Dr. Joe Darrow (Kevin Costner) is head of emergency services for Chicago Memorial Hospital. His wife Emily (Susanna Thompson), also a physician, was a volunteer with the Red Cross in Venezuela. He had tried to talk her out of this mission of mercy because she was pregnant. But Emily believed her vocation was to serve and heal those who needed her. Then Joe learns that a bus on which Emily was traveling has crashed during a storm on a remote mountain road, and no survivors have been found. He is unhinged by grief, anger, and guilt.

Six months later, Emily’s body hasn’t been recovered. Joe is working 20-hour shifts and making bad judgment calls, according to his supervisor Hugh Campbell (Joe Morton). He orders him to take some time off to grieve properly.

Then Joe’s neighbor, Miriam Belmont (Kathy Bates), a lawyer, gives him a package from Emily. It turns out to be a dragonfly mobile she ordered before leaving for Venezuela. Their house is filled with various depictions of this insect, including a paperweight near their bed. The dragonfly was her totem because of a birthmark in its shape on her shoulder.
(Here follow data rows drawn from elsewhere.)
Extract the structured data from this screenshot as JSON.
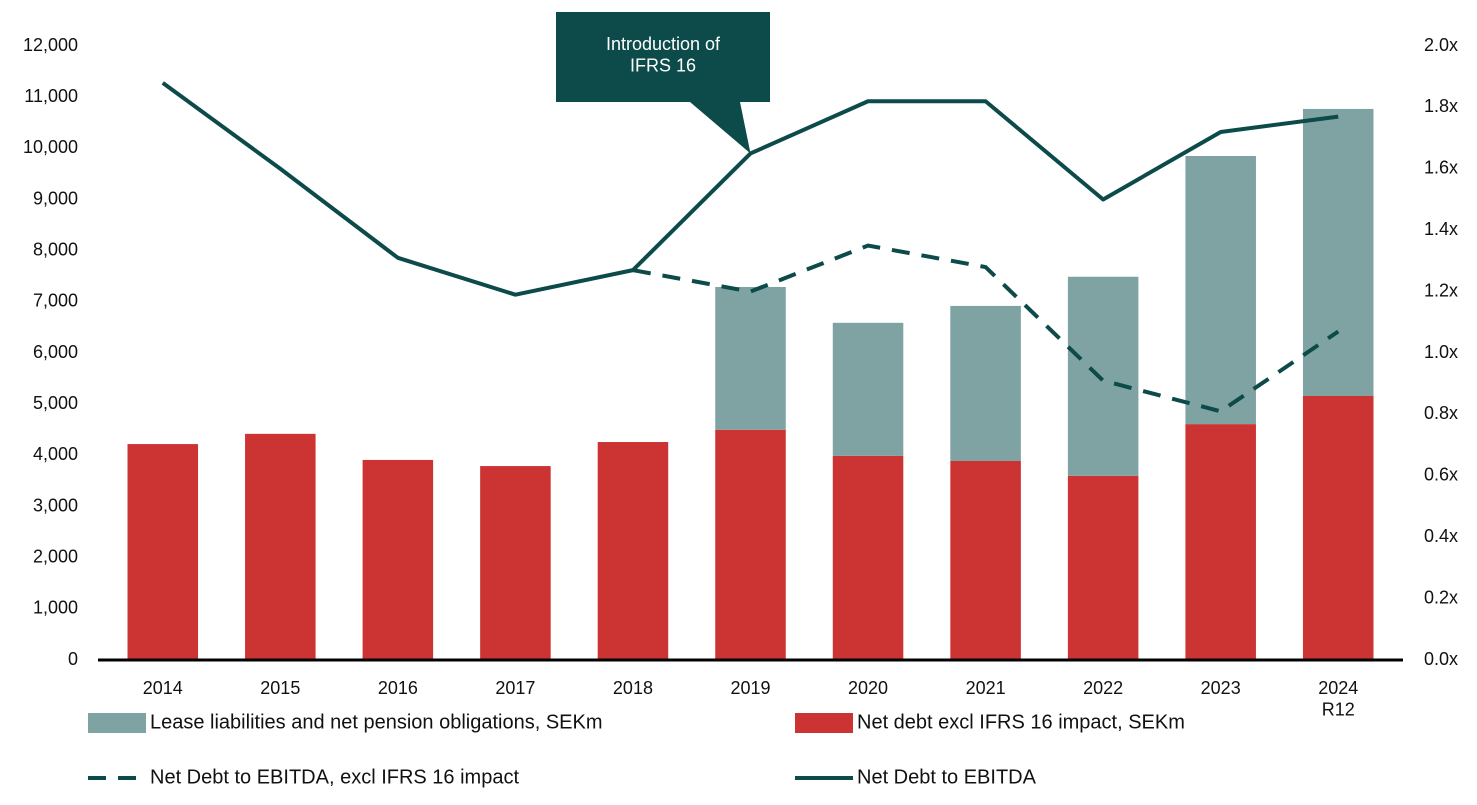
{
  "chart_data": {
    "type": "bar",
    "categories": [
      "2014",
      "2015",
      "2016",
      "2017",
      "2018",
      "2019",
      "2020",
      "2021",
      "2022",
      "2023",
      "2024\nR12"
    ],
    "series": [
      {
        "name": "Lease liabilities and net pension obligations, SEKm",
        "type": "bar",
        "color": "#7fa2a2",
        "values": [
          null,
          null,
          null,
          null,
          null,
          2790,
          2600,
          3030,
          3890,
          5240,
          5610
        ]
      },
      {
        "name": "Net debt excl IFRS 16 impact, SEKm",
        "type": "bar",
        "color": "#cc3333",
        "values": [
          4220,
          4420,
          3910,
          3790,
          4260,
          4500,
          3990,
          3890,
          3600,
          4610,
          5160
        ]
      },
      {
        "name": "Net Debt to EBITDA, excl IFRS 16 impact",
        "type": "line",
        "axis": "y2",
        "dash": true,
        "color": "#0d4a4a",
        "values": [
          null,
          null,
          null,
          null,
          1.27,
          1.2,
          1.35,
          1.28,
          0.91,
          0.81,
          1.07
        ]
      },
      {
        "name": "Net Debt to EBITDA",
        "type": "line",
        "axis": "y2",
        "dash": false,
        "color": "#0d4a4a",
        "values": [
          1.88,
          1.6,
          1.31,
          1.19,
          1.27,
          1.65,
          1.82,
          1.82,
          1.5,
          1.72,
          1.77
        ]
      }
    ],
    "ylim": [
      0,
      12000
    ],
    "yticks": [
      0,
      {
        "value": 1000,
        "label": "1,000"
      },
      {
        "value": 2000,
        "label": "2,000"
      },
      {
        "value": 3000,
        "label": "3,000"
      },
      {
        "value": 4000,
        "label": "4,000"
      },
      {
        "value": 5000,
        "label": "5,000"
      },
      {
        "value": 6000,
        "label": "6,000"
      },
      {
        "value": 7000,
        "label": "7,000"
      },
      {
        "value": 8000,
        "label": "8,000"
      },
      {
        "value": 9000,
        "label": "9,000"
      },
      {
        "value": 10000,
        "label": "10,000"
      },
      {
        "value": 11000,
        "label": "11,000"
      },
      {
        "value": 12000,
        "label": "12,000"
      }
    ],
    "y2lim": [
      0,
      2
    ],
    "y2ticks": [
      {
        "value": 0,
        "label": "0.0x"
      },
      {
        "value": 0.2,
        "label": "0.2x"
      },
      {
        "value": 0.4,
        "label": "0.4x"
      },
      {
        "value": 0.6,
        "label": "0.6x"
      },
      {
        "value": 0.8,
        "label": "0.8x"
      },
      {
        "value": 1,
        "label": "1.0x"
      },
      {
        "value": 1.2,
        "label": "1.2x"
      },
      {
        "value": 1.4,
        "label": "1.4x"
      },
      {
        "value": 1.6,
        "label": "1.6x"
      },
      {
        "value": 1.8,
        "label": "1.8x"
      },
      {
        "value": 2,
        "label": "2.0x"
      }
    ],
    "annotation": {
      "text": "Introduction of\nIFRS 16",
      "category": 5,
      "color": "#0d4a4a"
    }
  }
}
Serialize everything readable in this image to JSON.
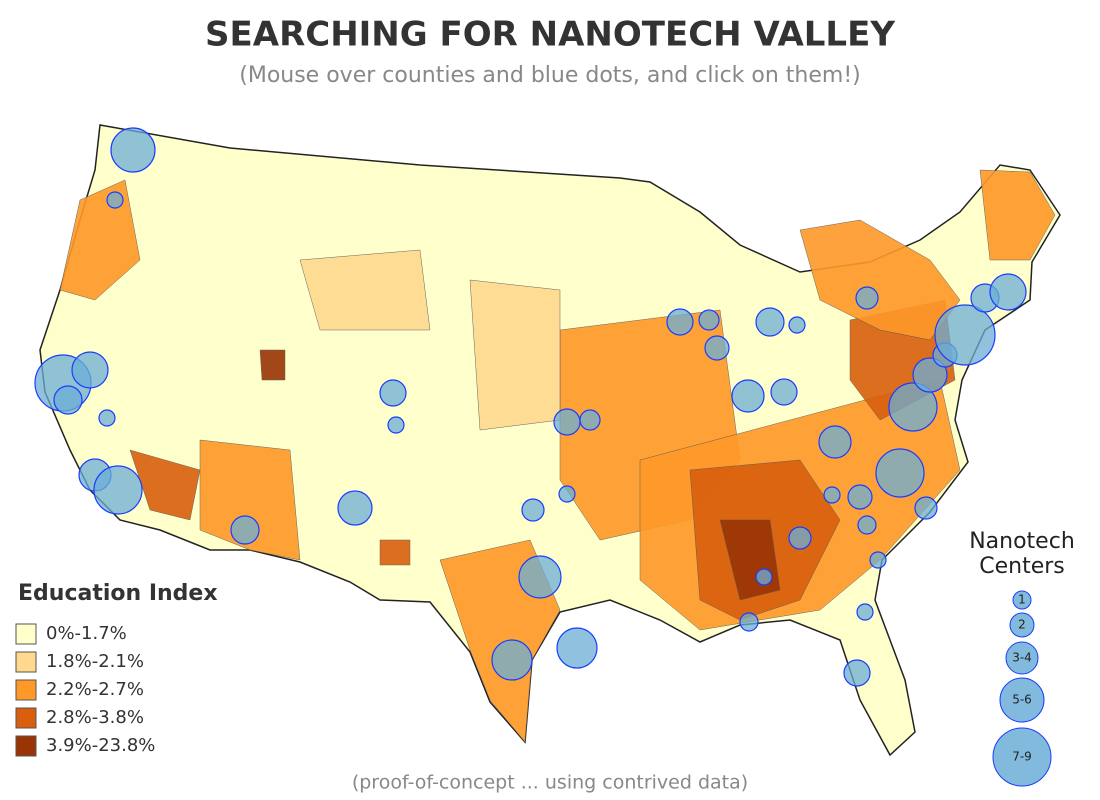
{
  "header": {
    "title": "SEARCHING FOR NANOTECH VALLEY",
    "subtitle": "(Mouse over counties and blue dots, and click on them!)"
  },
  "legend": {
    "title": "Education Index",
    "items": [
      {
        "label": "0%-1.7%",
        "color": "#ffffcc"
      },
      {
        "label": "1.8%-2.1%",
        "color": "#fed98e"
      },
      {
        "label": "2.2%-2.7%",
        "color": "#fe9929"
      },
      {
        "label": "2.8%-3.8%",
        "color": "#d95f0e"
      },
      {
        "label": "3.9%-23.8%",
        "color": "#993404"
      }
    ]
  },
  "size_legend": {
    "title_lines": [
      "Nanotech",
      "Centers"
    ],
    "items": [
      "1",
      "2",
      "3-4",
      "5-6",
      "7-9"
    ],
    "color": "#6baed6"
  },
  "footnote": "(proof-of-concept ... using contrived data)"
}
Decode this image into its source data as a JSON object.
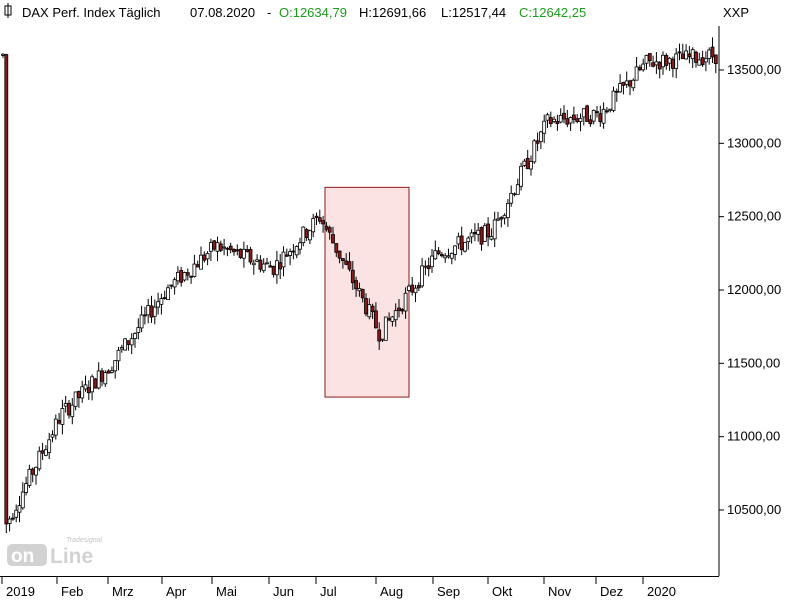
{
  "header": {
    "title": "DAX Perf. Index Täglich",
    "date": "07.08.2020",
    "sep": "-",
    "open": "O:12634,79",
    "high": "H:12691,66",
    "low": "L:12517,44",
    "close": "C:12642,25",
    "symbol": "XXP"
  },
  "watermark": {
    "brand": "Tradesignal",
    "line1": "on",
    "line2": "Line"
  },
  "colors": {
    "up_body": "#ffffff",
    "down_body": "#8b1a1a",
    "wick": "#000000",
    "highlight_fill": "#fbe3e3",
    "highlight_stroke": "#8b1a1a",
    "ohlc_green": "#1a9c1a"
  },
  "chart_data": {
    "type": "candlestick",
    "title": "DAX Perf. Index Täglich",
    "ylim": [
      10050,
      13800
    ],
    "y_ticks": [
      10500,
      11000,
      11500,
      12000,
      12500,
      13000,
      13500
    ],
    "y_tick_labels": [
      "10500,00",
      "11000,00",
      "11500,00",
      "12000,00",
      "12500,00",
      "13000,00",
      "13500,00"
    ],
    "x_labels": [
      "2019",
      "Feb",
      "Mrz",
      "Apr",
      "Mai",
      "Jun",
      "Jul",
      "Aug",
      "Sep",
      "Okt",
      "Nov",
      "Dez",
      "2020"
    ],
    "grid": false,
    "highlight": {
      "from": "Jul",
      "to": "Aug",
      "y_range": [
        11270,
        12700
      ]
    },
    "monthly_path": [
      [
        "2019",
        10400
      ],
      [
        "Feb",
        11150
      ],
      [
        "Mrz",
        11500
      ],
      [
        "Apr",
        12000
      ],
      [
        "Mai",
        12300
      ],
      [
        "Jun",
        12150
      ],
      [
        "Jul",
        12500
      ],
      [
        "Aug",
        11700
      ],
      [
        "Sep",
        12250
      ],
      [
        "Okt",
        12400
      ],
      [
        "Nov",
        13150
      ],
      [
        "Dez",
        13200
      ],
      [
        "2020",
        13550
      ]
    ],
    "last_candle": {
      "open": 12634.79,
      "high": 12691.66,
      "low": 12517.44,
      "close": 12642.25
    }
  }
}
Remembering a promise he made to Emily to look in on some of her young patients, Joe goes to the hospital’s oncology ward. There he meets Jeffrey (Robert Bailey, Jr.), an African-American boy who has come back from death a number of times. He claims to have seen Emily and that she is trying to communicate with Joe. All over his room are pictures the boy has drawn of a squiggly cross. When Jeffrey asks Joe what he thinks it is, the doctor responds: “A crucifix made of jello.” They both laugh, but Joe is mystified by Jeffrey’s account of his near-death experience and his meeting with Emily.

Later, the doctor meets Ben (Jacob Smith), a boy who was brought into the hospital in a coma. He tells Joe that Emily, whom he never met, appeared to him and wants her husband to go “to the rainbow.” “And how would I do that?” the doctor asks. There is no response from Ben.

While Joe struggles with the quest that he’s been asked to undertake, he shuns a meeting with a grief counselor. Several telekinetic incidents at the house, along with the strange antics of Emily’s bird, convince Joe that he must be losing his mind. Miriam, a true rationalist, tells her neighbor to get a grip and take a vacation.

But Joe continues his search by meeting with Sister Madeline (Linda Hunt), a Catholic nun whose interviews with children at the hospital about their near-death experiences got her into trouble when the press exaggerated her statements. She confirms Joe’s feeling that Emily is trying to get in touch with him from beyond the grave. Convinced that her messages need to be acted upon, Joe prepares to take a leap of faith and continue his dance with Emily even though she has left her physical body.

Although there have been a handful of afterlife dramas proclaiming that love is stronger than death, this is one of the best. Tom Shadyac (Patch Adams) directs from a screenplay by David Seltzer, Brandon Camp, and Mike Thompson from a story by Camp and Thompson. The drama convincingly depicts the various stages of Joe’s journey of the heart and the hurdles that stand in his path including the skepticism and cynicism of those closest to him. Kevin Costner puts in a stellar performance as a doctor whose love for his wife and his respect for her as a spiritual person take him on an adventure beyond reason.

Dragonfly beautifully conveys how great gifts can be hidden in death and how they can bear fruit in our lives if we only have the patience and the faith to let them unfold.

The DVD edition includes commentary by Director Tom Shadyac, an interview with bestselling author Betty Eadie on her near-death experience, and a "making of" featurette.